The rumors are true: Kawasaki has taken a 49.9 percent stake in fancy-pants Italian brand Bimota, and is resurrecting it with a monster motorcycle. The Tesi H2 adds Bimota's famous center-hub steering and chassis to the wild Kawasaki H2 supercharged motor.
The deal has been in progress for nearly three years, and the bike has just been unveiled at EICMA in Milan. Kawasaki Heavy Industries' Motorcycle Planning Division Manager Hiroshi Ito spoke like a breathless fanboy at the launch:
"A small investment bank approached us inquiring if we were interested in an Italian motorcycle manufacturer. The company name was veiled, but when I checked the documents I instantly noticed. Oh it’s BIMOTA!!!. Yes, that BIMOTA. For motorcycle enthusiast at my age, BIMOTA was legendary motorcycles that we used to dream of with its incredible chassis, jewel-like parts and an unaffordable price tag."
Thus, Kawasaki decided to invest, leaving Bimota based in Italy but providing it with engines and support.
"BIMOTA is a jewel of Italy," continued Ito. "So It must be based in Rimini, Italy. It must be designed by Italian designers. And it must be built by Italian craftsmen otherwise it will lose it value. So, our mission is clear, we will support Sig. Marconi and his team will make new legendary history of BIMOTA with Kawasaki’s legendary engines! We’d like declare now BIMOTA is here as most premium motorcycle in the world."
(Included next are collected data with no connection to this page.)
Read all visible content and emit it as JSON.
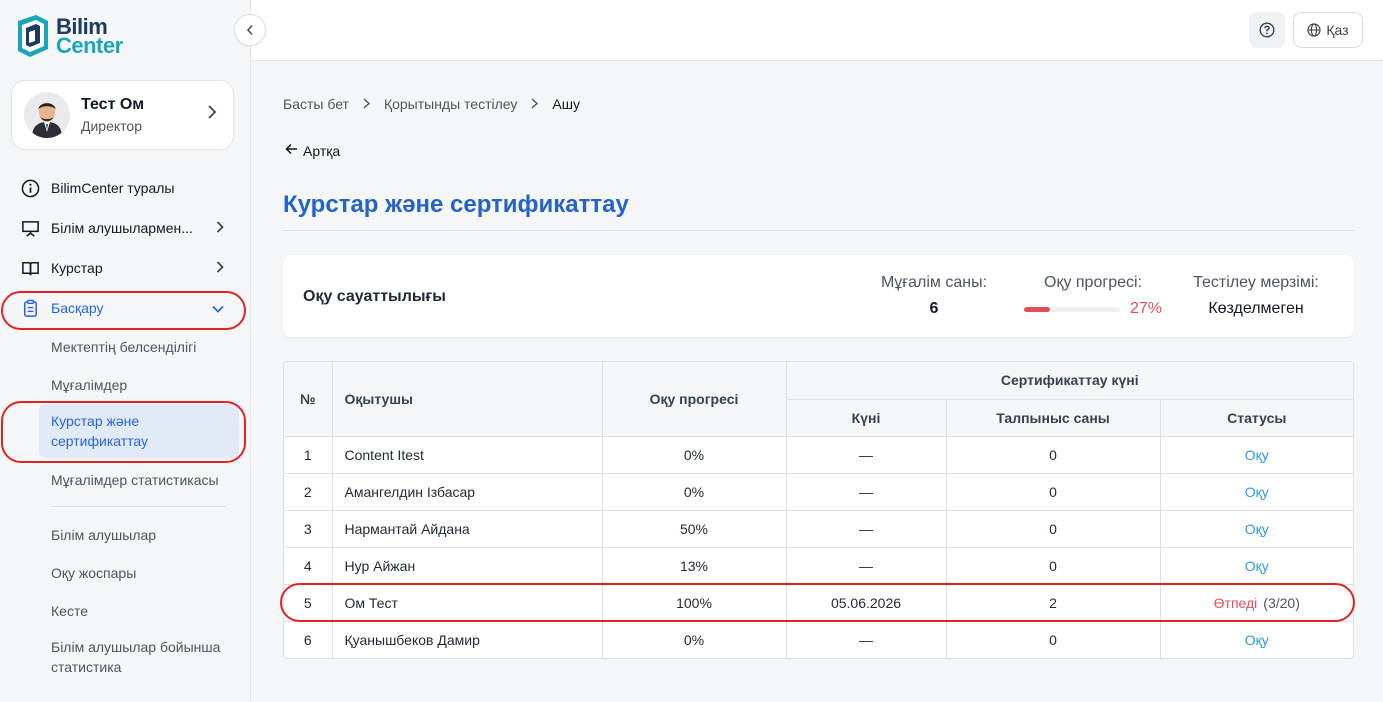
{
  "logo": {
    "line1": "Bilim",
    "line2": "Center"
  },
  "user": {
    "name": "Тест Ом",
    "role": "Директор"
  },
  "nav": {
    "about": "BilimCenter туралы",
    "learners": "Білім алушылармен...",
    "courses": "Курстар",
    "manage": "Басқару",
    "sub": {
      "school_activity": "Мектептің белсенділігі",
      "teachers": "Мұғалімдер",
      "courses_cert": "Курстар және сертификаттау",
      "teacher_stats": "Мұғалімдер статистикасы",
      "learners": "Білім алушылар",
      "study_plan": "Оқу жоспары",
      "schedule": "Кесте",
      "learner_stats": "Білім алушылар бойынша статистика"
    }
  },
  "topbar": {
    "lang": "Қаз"
  },
  "breadcrumb": {
    "home": "Басты бет",
    "final_test": "Қорытынды тестілеу",
    "current": "Ашу"
  },
  "back": "Артқа",
  "page_title": "Курстар және сертификаттау",
  "summary": {
    "title": "Оқу сауаттылығы",
    "teachers_label": "Мұғалім саны:",
    "teachers_value": "6",
    "progress_label": "Оқу прогресі:",
    "progress_value": "27%",
    "progress_fraction": 0.27,
    "deadline_label": "Тестілеу мерзімі:",
    "deadline_value": "Көзделмеген"
  },
  "table": {
    "headers": {
      "num": "№",
      "teacher": "Оқытушы",
      "progress": "Оқу прогресі",
      "cert_group": "Сертификаттау күні",
      "date": "Күні",
      "attempts": "Талпыныс саны",
      "status": "Статусы"
    },
    "rows": [
      {
        "num": "1",
        "name": "Content Itest",
        "progress": "0%",
        "date": "—",
        "attempts": "0",
        "status": "Оқу",
        "status_extra": ""
      },
      {
        "num": "2",
        "name": "Амангелдин Ізбасар",
        "progress": "0%",
        "date": "—",
        "attempts": "0",
        "status": "Оқу",
        "status_extra": ""
      },
      {
        "num": "3",
        "name": "Нармантай Айдана",
        "progress": "50%",
        "date": "—",
        "attempts": "0",
        "status": "Оқу",
        "status_extra": ""
      },
      {
        "num": "4",
        "name": "Нур Айжан",
        "progress": "13%",
        "date": "—",
        "attempts": "0",
        "status": "Оқу",
        "status_extra": ""
      },
      {
        "num": "5",
        "name": "Ом Тест",
        "progress": "100%",
        "date": "05.06.2026",
        "attempts": "2",
        "status": "Өтпеді",
        "status_extra": "(3/20)"
      },
      {
        "num": "6",
        "name": "Қуанышбеков Дамир",
        "progress": "0%",
        "date": "—",
        "attempts": "0",
        "status": "Оқу",
        "status_extra": ""
      }
    ]
  },
  "colors": {
    "accent": "#2563eb",
    "title": "#2563c9",
    "link": "#2b9be0",
    "fail": "#e0505c",
    "highlight_ring": "#e02424"
  }
}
Most premium motorcycle in the world, eh? Let's take a look at it, then.
The Kawasaki part will be familiar to anyone who's followed our motorcycle coverage over the years. The H2's supercharged motor is one of the motorcycle world's most iconic and crazed creations. Producing somewhere between 200 and 300 horsepower depending on its state of tune, it's beautifully smooth down low, but opens up into a top-end rush of furious acceleration that has to be felt to be believed. It left me foaming.
It is not, however, a particularly attractive thing to have at the center of your premium coach-built Bimota – either the engine itself, or the colossal bulk of the big ol' exhaust it swings behind it. Kawasaki solved this problem with a gorgeous green trellis frame and jaw-dropping mirror-finish bodywork that stole the eye away. Bimota ... didn't solve it at all.
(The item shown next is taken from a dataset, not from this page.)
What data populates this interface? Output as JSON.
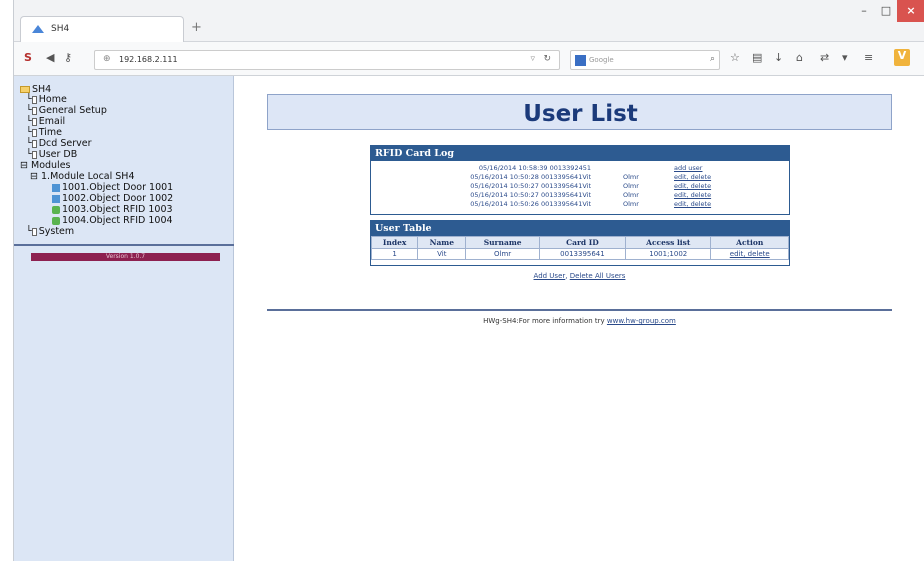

The proportions of the Tesi H2 are a bit of a disaster. Where the old Tesi 3D had an interesting inverted cradle frame to act as the central design feature, and open trellis-tube swingarms at either end to reduce the bulky appearance of Bimota's famous center-hub steering system, the new Tesi H2 has neither. In our opinion its middle is an industrial-looking mess of engineering, and the front end looks massive and ungainly. From the side, it looks like a sexy Italian sportsbike that has begun to sprout strange, fungal growths at either end.
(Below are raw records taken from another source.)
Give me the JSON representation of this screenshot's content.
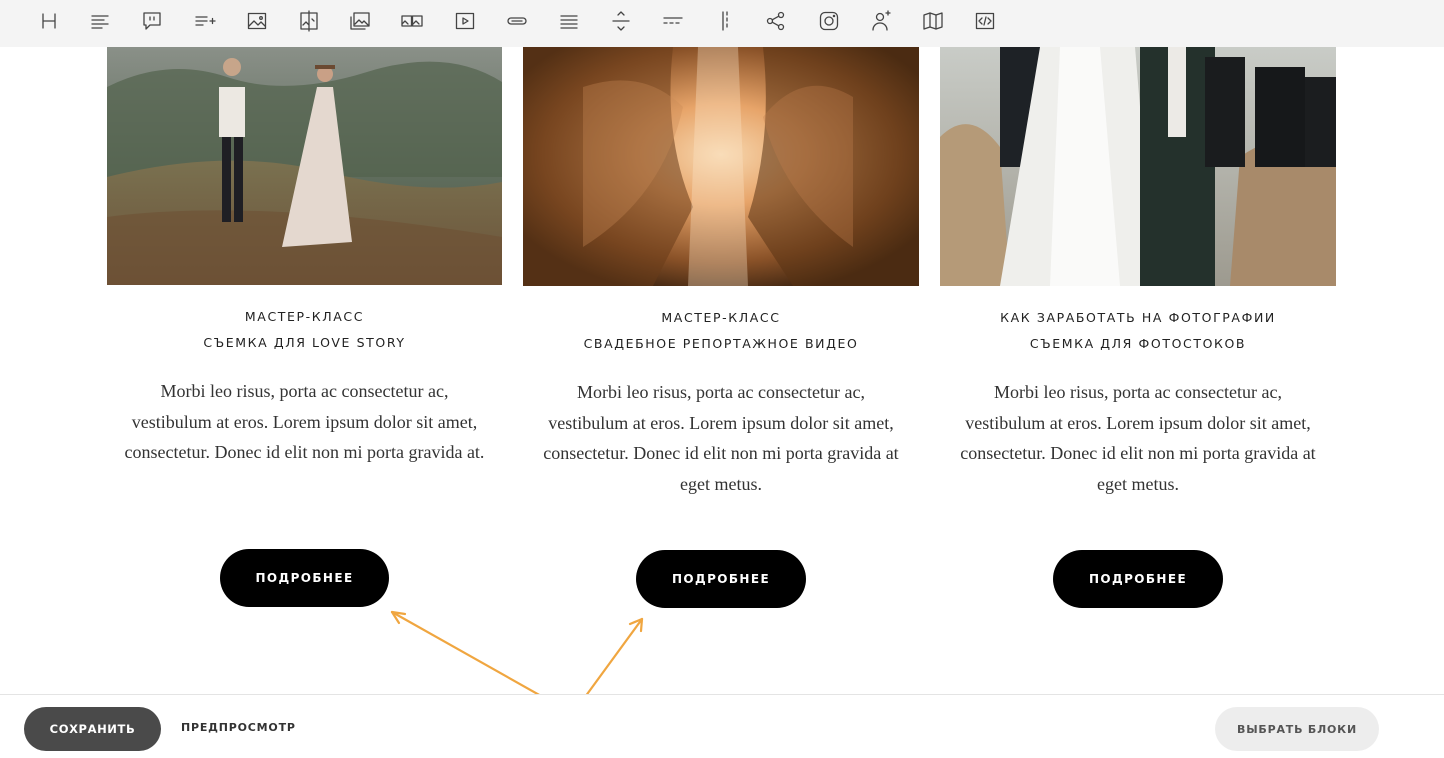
{
  "toolbar": {
    "icons": [
      "heading-icon",
      "text-align-icon",
      "quote-icon",
      "add-list-icon",
      "image-icon",
      "image-compare-icon",
      "gallery-icon",
      "image-pair-icon",
      "video-icon",
      "link-button-icon",
      "lines-block-icon",
      "divider-icon",
      "spacer-dash-icon",
      "vertical-divider-icon",
      "share-icon",
      "instagram-icon",
      "add-user-icon",
      "map-icon",
      "code-icon"
    ]
  },
  "cards": [
    {
      "title_line1": "МАСТЕР-КЛАСС",
      "title_line2": "СЪЕМКА ДЛЯ LOVE STORY",
      "text": "Morbi leo risus, porta ac consectetur ac, vestibulum at eros. Lorem ipsum dolor sit amet, consectetur. Donec id elit non mi porta gravida at.",
      "button": "ПОДРОБНЕЕ"
    },
    {
      "title_line1": "МАСТЕР-КЛАСС",
      "title_line2": "СВАДЕБНОЕ РЕПОРТАЖНОЕ ВИДЕО",
      "text": "Morbi leo risus, porta ac consectetur ac, vestibulum at eros. Lorem ipsum dolor sit amet, consectetur. Donec id elit non mi porta gravida at eget metus.",
      "button": "ПОДРОБНЕЕ"
    },
    {
      "title_line1": "КАК ЗАРАБОТАТЬ НА ФОТОГРАФИИ",
      "title_line2": "СЪЕМКА ДЛЯ ФОТОСТОКОВ",
      "text": "Morbi leo risus, porta ac consectetur ac, vestibulum at eros. Lorem ipsum dolor sit amet, consectetur. Donec id elit non mi porta gravida at eget metus.",
      "button": "ПОДРОБНЕЕ"
    }
  ],
  "bottombar": {
    "save": "СОХРАНИТЬ",
    "preview": "ПРЕДПРОСМОТР",
    "choose_blocks": "ВЫБРАТЬ БЛОКИ"
  },
  "colors": {
    "button_bg": "#000000",
    "save_bg": "#4a4a4a",
    "annotation_arrow": "#f0a640",
    "toolbar_bg": "#f4f4f4"
  }
}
Move in closer, though, and the Tesi H2 begins revealing its continental charms. The bodywork is all very nice, with carbon accents aplenty and a simple, sexy cockpit. Every component is either pulled off the top shelf or lovingly machined.
The two fully-adjustable shocks in front of the rear wheel will raise eyebrows, and they should. Each mounted on its own eccentric adjuster, they can be used to adjust the ride height of the front and rear of the bike independently, and while one shock takes care of suspension action at the rear wheel, the other appears to handle the front swingarm via a long linkage down the lower left hand side of the bike.
As for the steering system, well, we do love a funny front end here at New Atlas. The Tesi H2 appears to run a fairly standard hub-center steering arrangement, with the handlebars connected back deep into the bike to rods that push and pull a lever connected to the front swingarm. This lever steers the front wheel around a static axle.
The advantages of such a system are you get yourself a braking system that pushes braking force very efficiently back into the frame of the bike rather than putting a bending force on a pair of forks; you gain the ability to tune brake dive in or out, or even set it up such that the front end rises under braking; and braking, suspension and steering forces are nicely separated, giving riders the ability to brake later and deeper into corners without upsetting the bike's ability to deal with bumps.
The disadvantages are equally well known; a center-hub steered bike doesn't offer much steering lock, so u-turns are a pain; the steering systems are complex, operating through a series of linkages that can remove feel from the steering, occasionally resulting in some slop at the bars when components start to wear; and from the looks of the Tesi H2, the front suspension has to go through a fair few complex linkages itself, which might cause suspension action to suffer similarly.
Still, we're delighted to see Bimota back in the game, with one of the world's great engines to play with. This is a weird bike, and for our money there aren't enough weird bikes on the road these days. Say what you will about the Tesi H2, it'll be the center of attention at any bike night, and every rider that sees one, myself included, will be utterly fascinated to know what it's like to ride. Few will find out, because the price will be astronomical, and that's probably the way it should be.
We look forward to meeting many more fruits of this partnership.